Выбрать главу

(Ещё не пришло время, когда 27-й казачий полк, распропагандированный Донревкомом, порубит в бою под Глубокой партизан Чернецова. И эшелоны Саблина, как нож в масло, покатятся вперёд, занимая станцию за станцией, оставленные без боя откатывающимися к Новочеркасску калединскими войсками.)

На этот раз их конвоировали двое. Мороз к утру покрепчал и ветер вмиг выдул остатки вагонного тепла.

— Сюда давай! — завернул их штыком конвойный, подведя к заиндевевшей двери станционного здания.

Аженов с Озереевым обколотили снег с сапог и зашли во внутрь. В большой комнате находилось с десяток красногвардейцев.

— Офицеров с поезда сняли, товарищ комиссар! — в тишине сразу смолкших разговоров доложил конвойный, обратившись к стоящему спиной человеку, гревшему руки у раскалённой металлической печурки.

Человек обернулся: пожилой, с серым морщинистым лицом и глубоко запавшими глазами.

— Обыскали? — спросил он после секундной паузы, окинув арестованных взглядом снизу вверх.

— Нет, из вагона сразу сюда!

— Если есть оружие, то сдайте, господа! — твёрдо сказал комиссар. — Во избежание эксцессов!

" Из печатников наверное", — подумал Аженов, взирая с высоты своего роста на комиссара, одетого в чёрное гражданское пальто, перепоясанное ремнём, валенки и видавший виды треух.

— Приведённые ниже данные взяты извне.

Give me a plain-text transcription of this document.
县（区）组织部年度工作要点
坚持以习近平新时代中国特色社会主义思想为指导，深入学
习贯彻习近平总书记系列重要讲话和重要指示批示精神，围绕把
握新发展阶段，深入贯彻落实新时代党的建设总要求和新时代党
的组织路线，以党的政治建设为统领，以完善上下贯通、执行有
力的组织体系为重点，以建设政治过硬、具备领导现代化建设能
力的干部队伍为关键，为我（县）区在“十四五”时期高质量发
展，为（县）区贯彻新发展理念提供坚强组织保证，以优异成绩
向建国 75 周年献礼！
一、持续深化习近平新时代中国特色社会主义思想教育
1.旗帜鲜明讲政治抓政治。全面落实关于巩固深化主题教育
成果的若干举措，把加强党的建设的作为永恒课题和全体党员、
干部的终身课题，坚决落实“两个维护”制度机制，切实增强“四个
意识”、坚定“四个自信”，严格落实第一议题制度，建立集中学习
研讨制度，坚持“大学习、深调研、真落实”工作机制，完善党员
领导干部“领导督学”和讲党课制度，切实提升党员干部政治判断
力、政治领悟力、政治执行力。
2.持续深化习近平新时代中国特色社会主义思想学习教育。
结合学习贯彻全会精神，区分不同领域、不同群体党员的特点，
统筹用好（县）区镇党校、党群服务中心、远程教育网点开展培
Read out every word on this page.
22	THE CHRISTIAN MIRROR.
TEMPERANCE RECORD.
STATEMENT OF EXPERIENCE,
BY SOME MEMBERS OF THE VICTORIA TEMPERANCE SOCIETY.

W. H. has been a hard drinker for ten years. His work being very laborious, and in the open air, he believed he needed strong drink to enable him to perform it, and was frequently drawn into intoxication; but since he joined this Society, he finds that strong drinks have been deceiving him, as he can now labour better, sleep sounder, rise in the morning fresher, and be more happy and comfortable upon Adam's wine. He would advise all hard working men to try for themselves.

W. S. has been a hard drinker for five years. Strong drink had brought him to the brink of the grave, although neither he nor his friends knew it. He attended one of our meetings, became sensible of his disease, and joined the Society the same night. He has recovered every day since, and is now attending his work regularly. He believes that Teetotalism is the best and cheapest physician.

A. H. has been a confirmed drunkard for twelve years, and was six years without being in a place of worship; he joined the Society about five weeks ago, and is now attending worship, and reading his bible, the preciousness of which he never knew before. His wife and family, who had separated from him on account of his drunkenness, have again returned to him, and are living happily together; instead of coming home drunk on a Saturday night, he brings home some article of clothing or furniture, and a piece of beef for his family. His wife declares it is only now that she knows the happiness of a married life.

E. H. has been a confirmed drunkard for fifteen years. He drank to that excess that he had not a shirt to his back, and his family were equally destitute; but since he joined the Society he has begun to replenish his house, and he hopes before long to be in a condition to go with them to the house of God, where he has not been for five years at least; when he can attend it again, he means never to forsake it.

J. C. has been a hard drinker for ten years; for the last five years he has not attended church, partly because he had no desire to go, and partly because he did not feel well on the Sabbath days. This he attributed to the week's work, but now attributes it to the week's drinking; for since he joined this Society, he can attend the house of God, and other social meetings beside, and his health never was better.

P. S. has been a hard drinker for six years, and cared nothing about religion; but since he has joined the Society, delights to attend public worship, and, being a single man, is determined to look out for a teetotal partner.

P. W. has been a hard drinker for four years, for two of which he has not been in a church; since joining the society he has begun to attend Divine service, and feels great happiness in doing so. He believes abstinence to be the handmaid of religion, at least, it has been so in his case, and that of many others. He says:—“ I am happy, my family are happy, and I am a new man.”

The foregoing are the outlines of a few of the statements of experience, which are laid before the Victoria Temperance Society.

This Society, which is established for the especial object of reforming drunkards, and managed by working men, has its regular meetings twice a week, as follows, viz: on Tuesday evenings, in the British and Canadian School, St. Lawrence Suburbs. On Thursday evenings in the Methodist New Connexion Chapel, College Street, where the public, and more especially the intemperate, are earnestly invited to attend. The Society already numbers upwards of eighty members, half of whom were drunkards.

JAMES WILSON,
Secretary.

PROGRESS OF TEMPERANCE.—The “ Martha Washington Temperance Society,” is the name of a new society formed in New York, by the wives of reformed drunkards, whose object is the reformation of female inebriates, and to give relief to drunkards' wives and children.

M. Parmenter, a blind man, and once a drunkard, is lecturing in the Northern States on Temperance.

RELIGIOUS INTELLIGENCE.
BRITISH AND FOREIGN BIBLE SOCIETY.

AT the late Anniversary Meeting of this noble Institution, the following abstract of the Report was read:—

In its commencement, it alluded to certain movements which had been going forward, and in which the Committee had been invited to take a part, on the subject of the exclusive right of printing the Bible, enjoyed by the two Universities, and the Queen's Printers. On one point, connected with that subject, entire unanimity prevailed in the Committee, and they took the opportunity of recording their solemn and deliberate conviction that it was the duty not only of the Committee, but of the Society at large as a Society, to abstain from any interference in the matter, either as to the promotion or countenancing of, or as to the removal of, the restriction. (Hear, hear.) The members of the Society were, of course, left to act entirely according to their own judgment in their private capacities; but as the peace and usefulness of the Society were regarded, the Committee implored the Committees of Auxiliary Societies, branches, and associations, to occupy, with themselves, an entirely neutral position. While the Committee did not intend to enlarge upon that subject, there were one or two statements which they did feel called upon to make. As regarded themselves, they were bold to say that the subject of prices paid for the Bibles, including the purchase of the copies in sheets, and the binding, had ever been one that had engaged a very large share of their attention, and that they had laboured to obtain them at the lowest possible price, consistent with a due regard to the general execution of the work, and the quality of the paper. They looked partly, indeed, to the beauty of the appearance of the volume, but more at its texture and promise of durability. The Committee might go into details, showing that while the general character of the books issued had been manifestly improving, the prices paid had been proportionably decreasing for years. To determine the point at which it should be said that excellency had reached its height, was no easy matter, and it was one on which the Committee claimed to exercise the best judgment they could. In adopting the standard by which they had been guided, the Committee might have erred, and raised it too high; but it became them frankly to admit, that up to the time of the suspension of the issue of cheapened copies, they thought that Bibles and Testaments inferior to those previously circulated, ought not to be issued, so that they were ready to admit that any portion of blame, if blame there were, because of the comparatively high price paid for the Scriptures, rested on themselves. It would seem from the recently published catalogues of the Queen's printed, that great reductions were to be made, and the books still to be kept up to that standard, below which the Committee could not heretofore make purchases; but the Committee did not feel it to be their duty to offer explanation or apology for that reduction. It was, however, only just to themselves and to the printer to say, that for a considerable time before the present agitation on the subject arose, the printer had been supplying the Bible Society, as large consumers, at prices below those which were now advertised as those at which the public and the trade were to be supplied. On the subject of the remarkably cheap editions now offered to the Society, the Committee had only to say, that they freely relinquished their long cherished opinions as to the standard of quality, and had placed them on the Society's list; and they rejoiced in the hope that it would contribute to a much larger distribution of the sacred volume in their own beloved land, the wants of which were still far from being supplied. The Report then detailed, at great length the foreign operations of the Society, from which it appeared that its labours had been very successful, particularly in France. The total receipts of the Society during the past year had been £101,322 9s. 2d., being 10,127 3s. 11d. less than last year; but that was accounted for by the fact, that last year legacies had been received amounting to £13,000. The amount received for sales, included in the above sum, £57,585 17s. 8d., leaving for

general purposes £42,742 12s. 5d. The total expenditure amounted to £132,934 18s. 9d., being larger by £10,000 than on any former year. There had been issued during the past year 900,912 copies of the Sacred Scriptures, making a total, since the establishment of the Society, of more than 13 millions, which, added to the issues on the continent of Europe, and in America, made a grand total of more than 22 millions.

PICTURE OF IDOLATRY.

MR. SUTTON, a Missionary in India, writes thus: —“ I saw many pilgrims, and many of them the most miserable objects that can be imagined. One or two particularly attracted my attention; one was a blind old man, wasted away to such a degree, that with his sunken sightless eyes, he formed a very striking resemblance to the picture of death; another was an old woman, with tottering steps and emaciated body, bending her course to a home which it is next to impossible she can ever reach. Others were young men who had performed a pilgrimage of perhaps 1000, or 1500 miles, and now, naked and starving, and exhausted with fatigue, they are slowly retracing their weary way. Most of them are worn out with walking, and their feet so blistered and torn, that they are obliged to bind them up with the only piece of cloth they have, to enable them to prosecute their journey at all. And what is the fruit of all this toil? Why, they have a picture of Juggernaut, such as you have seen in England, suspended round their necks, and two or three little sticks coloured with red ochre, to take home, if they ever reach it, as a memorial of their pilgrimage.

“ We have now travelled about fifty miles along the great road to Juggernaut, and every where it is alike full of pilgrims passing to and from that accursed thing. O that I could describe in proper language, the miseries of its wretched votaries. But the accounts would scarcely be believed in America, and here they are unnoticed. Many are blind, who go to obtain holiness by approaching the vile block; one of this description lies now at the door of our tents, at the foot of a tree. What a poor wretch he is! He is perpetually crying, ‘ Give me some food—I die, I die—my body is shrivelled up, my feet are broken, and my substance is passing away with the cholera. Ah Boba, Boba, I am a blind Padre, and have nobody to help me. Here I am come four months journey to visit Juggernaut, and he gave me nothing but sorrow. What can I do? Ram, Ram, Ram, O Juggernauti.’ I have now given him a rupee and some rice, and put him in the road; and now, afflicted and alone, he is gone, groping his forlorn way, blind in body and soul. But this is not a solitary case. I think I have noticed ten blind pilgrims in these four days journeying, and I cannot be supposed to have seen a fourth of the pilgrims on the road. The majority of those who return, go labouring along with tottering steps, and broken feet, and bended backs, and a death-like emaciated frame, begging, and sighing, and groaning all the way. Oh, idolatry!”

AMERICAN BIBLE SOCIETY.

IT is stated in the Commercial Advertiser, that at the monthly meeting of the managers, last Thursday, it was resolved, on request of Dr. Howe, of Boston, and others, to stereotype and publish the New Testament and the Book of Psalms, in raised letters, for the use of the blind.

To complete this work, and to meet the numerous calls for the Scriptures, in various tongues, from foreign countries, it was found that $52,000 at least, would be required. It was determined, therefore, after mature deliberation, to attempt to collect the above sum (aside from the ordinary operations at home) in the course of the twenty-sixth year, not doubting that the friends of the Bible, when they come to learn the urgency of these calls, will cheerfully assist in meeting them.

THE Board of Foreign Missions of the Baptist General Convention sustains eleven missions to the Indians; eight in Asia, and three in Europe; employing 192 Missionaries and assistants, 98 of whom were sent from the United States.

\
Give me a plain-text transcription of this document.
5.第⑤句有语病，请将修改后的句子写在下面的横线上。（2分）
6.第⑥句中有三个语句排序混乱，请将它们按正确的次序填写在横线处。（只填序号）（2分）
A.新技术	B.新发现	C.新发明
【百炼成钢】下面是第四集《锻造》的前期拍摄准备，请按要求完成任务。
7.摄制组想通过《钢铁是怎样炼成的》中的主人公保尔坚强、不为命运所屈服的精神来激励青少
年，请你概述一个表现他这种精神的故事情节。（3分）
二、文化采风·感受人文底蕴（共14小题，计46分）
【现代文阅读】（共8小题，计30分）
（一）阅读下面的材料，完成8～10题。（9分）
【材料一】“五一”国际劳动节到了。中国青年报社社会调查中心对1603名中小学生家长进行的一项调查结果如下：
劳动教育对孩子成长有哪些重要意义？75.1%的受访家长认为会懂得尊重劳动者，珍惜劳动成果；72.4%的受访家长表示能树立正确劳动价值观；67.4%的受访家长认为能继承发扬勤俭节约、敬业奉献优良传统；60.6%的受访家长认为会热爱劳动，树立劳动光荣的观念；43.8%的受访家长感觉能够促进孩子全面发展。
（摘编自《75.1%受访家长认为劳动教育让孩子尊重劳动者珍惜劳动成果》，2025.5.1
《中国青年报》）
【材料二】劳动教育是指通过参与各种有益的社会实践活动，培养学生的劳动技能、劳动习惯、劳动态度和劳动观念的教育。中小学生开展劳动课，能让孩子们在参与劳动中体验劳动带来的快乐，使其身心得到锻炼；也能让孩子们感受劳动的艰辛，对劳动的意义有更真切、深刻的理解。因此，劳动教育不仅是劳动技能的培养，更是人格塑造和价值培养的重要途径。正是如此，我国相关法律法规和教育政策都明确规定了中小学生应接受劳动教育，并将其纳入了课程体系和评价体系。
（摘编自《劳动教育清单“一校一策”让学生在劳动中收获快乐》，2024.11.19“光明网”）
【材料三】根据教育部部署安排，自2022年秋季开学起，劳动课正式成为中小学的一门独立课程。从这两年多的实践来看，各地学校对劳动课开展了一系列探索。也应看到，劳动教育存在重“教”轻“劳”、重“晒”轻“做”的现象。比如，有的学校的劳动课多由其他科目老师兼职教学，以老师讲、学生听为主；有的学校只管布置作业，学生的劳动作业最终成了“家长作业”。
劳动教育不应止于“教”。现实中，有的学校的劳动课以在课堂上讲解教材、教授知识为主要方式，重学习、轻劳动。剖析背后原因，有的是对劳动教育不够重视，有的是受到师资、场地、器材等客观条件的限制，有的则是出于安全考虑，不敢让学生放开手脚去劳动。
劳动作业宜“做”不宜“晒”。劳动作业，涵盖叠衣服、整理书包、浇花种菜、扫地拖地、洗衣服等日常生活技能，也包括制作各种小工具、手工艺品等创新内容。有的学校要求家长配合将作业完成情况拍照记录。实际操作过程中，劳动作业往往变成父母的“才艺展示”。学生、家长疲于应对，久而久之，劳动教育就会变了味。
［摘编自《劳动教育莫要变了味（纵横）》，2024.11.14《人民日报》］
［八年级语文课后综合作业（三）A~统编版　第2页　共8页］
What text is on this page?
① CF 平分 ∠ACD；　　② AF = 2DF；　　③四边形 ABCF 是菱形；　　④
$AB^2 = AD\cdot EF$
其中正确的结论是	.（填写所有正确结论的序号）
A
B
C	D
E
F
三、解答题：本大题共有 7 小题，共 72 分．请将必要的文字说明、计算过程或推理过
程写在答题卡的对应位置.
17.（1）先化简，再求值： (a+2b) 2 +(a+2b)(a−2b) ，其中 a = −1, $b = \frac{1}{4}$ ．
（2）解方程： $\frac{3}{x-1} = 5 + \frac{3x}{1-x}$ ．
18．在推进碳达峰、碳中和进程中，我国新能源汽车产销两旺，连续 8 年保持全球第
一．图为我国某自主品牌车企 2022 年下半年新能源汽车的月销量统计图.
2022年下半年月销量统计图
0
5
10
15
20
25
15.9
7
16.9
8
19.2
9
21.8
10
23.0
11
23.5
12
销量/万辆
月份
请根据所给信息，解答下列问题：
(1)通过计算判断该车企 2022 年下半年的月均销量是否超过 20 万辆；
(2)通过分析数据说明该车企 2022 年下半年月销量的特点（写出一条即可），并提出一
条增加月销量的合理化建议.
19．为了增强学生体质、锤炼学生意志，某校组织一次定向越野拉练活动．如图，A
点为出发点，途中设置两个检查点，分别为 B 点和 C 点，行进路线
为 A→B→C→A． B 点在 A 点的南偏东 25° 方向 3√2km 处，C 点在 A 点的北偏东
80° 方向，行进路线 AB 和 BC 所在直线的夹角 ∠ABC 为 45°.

— Наган у меня, — решив подчиниться, достал из кармана шинели свой револьвер поручик и положил его на обшарпанный стол, стоящий посередине комнаты. — А у меня ничего нет, — заявил Озереев.

— Обыщи их, Новиков, — приказал комиссар и в мешках посмотри.

Стоящий сзади красногвардеец, отставив винтовку, быстро и неумело их обыскал, а содержимое мешков высыпал прямо на стол.

У Аженова отлегло от сердца. Он немного заволновался во время обыска, переживая, что у спутника найдут браунинг. В таком случае становилось непонятно, что делать ему офицеру: то ли попытаться перебить этих людей, дотянувшись до своего нагана, который ни один из этих растяп не догадался даже отодвинуть подальше; то ли выжидать дальнейшей развязки, которая могла быть печальной не только для Озереева, но и для него тоже. Если перестрелять, то за что? А упустишь момент, потом поздно будет — самого шлёпнут! Такие вот мысли гуляли в голове у Петра, хотя ни один из находящихся в комнате не почувствовал надвигавшуюся угрозу — поручик стоял внешне спокойно и невозмутимо смотрел, как комиссар читает их документы.

— В отпуск значит едете, поручик? — вертя отпускной билет, задал он ни к чему не обязывающий вопрос.

— Да, — коротко ответил Аженов.

— И куда, если не секрет?

— В Екатеринодар, к матери. Два года дома не был.

— А вы куда, прапорщик? — перевёл комиссар взгляд на Озереева.

— В Новороссийск, тоже домой.

— Да к Колядину они едут, к Колядину, сучьему псу! — намеренно коверкая фамилию, зло встрял в разговор красногвардеец в бекеше, импульсивно вскакивая с лавки у стены. И было в его голосе столько уверенности и ненависти, что люди в комнате сразу зашумели, очевидно соглашаясь со сказанным и в этом неразборчивом ворчании чувствовалась открытая враждебность, готовая в любой момент вылиться в избиение. И даже два красных кончика, торчащих из красногвардейского банта, пришитого на бекеше, раскачиваясь, утвердительно "поддакивали" хозяину: "К Колядину... к Колядину".

— Вы за что Георгия получили, поручик? — намеренно не обращая внимания на вскочившего бойца, спокойно спросил комиссар, вынимая из вываленных на стол вещей офицерский крест. И люди в комнате сразу притихли, то ли от его спокойного тона, то ли оттого, что сильно ещё было уважение к владельцам боевого креста.

— За разгром германской батареи с полуротой охотников.

— И много из тех охотников в живых осталось?

— Троих потеряли, но тела вынесли, — не задумываясь ответил Пётр, не понимая куда гнёт комиссар.

Но тот видно был не дурак и знал, что делал — среди красногвардейцев раздались одобрительные возгласы. По крайней мере половина из них — бывшие фронтовики, чётко себе представляли, что значит проникнуть германцу в тыл и вернуться назад почти без потерь.

— А это вам зачем? — заинтересовался комиссар старинным эфесом шпаги с коротким обломком лезвия, хранившимся в мешке у Аженова.